Coastal Crossings of Mid-Atlantic Mesoscale Convective Systems

This work is part of an ongoing investigation of the modification of mesoscale convective systems (MCSs) by coastal gradients. Recent work numerically simulating idealized MCSs in a coastal environment has provided some insight into the physical mechanisms governing MCS coastal crossing success. In a RKW type thermodynamic and kinematic environment, all MCSs successfully crossed the coastline using sea surface temperature values representative of the western Mid-Atlantic between January and August, though storm-scale forcing for ascent varied between simulations. Perpetual crossing success was, in part, due to the nature of the RKW environment, designed to support long lived squall lines. To advance this work, bridge these numerical experiments to real cases, and continue to isolate the storm-scale physical processes contributing to coastal crossing success and failure, idealized experiments are performed using a thermodynamic and kinematic profile in which warm season Mid-Atlantic MCSs typically develop.

The current work uses the Cloud Model 1 (CM1; Bryan and Fritsch 2002) to systematically study the interaction between MCSs and offshore marine atmospheric boundary layers (MABL) in a Mid-Atlantic environment. At present, idealized simulations are run in 2-dimensions, with a 250 m horizontal resolution and a vertical resolution ranging from 100 m in the lowest 3000 m stretched to 250 m at the top of the 15 km domain.
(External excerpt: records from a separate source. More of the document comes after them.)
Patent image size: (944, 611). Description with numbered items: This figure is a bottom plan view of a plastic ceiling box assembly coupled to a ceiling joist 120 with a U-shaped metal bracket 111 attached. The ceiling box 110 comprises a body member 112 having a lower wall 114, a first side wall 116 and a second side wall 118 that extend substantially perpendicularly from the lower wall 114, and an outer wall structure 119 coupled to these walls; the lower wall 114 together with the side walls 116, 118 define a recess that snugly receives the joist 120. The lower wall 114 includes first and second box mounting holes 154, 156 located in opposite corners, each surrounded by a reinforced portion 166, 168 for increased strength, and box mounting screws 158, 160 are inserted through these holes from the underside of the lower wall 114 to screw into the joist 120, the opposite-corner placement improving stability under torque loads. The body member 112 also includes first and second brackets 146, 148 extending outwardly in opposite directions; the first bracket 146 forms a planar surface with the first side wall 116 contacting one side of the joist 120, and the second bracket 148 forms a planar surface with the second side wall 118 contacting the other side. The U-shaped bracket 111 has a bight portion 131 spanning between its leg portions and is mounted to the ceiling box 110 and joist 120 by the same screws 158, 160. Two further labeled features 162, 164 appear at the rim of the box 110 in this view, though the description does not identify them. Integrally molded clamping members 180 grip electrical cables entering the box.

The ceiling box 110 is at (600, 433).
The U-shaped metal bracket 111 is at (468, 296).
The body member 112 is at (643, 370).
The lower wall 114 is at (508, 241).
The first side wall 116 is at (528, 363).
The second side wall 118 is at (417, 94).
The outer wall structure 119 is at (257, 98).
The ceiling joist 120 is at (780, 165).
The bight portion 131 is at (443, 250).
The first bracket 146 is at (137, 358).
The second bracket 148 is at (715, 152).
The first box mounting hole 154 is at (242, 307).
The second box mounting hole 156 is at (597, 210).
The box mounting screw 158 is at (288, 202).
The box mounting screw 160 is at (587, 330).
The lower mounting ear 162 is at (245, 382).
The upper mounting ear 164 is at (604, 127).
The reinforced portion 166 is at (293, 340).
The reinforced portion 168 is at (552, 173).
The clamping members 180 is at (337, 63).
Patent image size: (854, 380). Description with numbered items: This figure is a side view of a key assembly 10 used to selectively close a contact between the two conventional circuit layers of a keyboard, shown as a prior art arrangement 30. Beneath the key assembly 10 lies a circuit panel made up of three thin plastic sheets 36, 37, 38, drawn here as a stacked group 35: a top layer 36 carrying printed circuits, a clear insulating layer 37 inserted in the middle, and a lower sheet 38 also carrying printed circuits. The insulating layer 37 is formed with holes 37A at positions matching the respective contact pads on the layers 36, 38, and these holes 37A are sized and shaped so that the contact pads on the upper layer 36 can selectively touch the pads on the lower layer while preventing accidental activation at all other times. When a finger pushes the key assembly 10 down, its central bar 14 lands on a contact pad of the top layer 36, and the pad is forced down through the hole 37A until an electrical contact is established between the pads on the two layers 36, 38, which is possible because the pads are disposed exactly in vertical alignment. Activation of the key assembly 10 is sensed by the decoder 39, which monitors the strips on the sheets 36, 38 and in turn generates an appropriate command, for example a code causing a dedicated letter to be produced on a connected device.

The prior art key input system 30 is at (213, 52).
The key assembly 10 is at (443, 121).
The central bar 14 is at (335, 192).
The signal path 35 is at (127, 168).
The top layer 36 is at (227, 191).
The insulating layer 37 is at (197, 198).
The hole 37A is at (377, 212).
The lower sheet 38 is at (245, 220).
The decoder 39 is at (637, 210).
Simulations use an average ambient vertical profile, which supports mid-Atlantic MCSs from Letkewicz and Parker (2010). The left half of the 800 km domain is configured to represent a land surface, while the right half is assigned as water. Sensitivity experiments are conducted to quantify the influence of varying depths and strengths of the offshore MABL on MCS evolution, with values representative of boundary layers observed over the Mid-Atlantic coastal waters during the warm season. Convection is initialized at t=0 over land by horizontally forced convergence through the lowest 5 km, applied during the first 30 minutes. The MCS develops to maturity prior to encountering the coast.

Preliminary results indicate that the presence of a relatively shallow, weak MABL (2 K over 250 m depth) extends the lifetime and reduces the speed of the MCS, compared to an MCS that continues to propagate over a land surface. A convective system that moves over a cooler MABL (4K over a 250 m depth) weakens at the coastal boundary and subsequently decays. Causes for the differences in MCS evolutions will be addressed, with comparisons to previous work simulating coastal MCSs in an RKW type environment.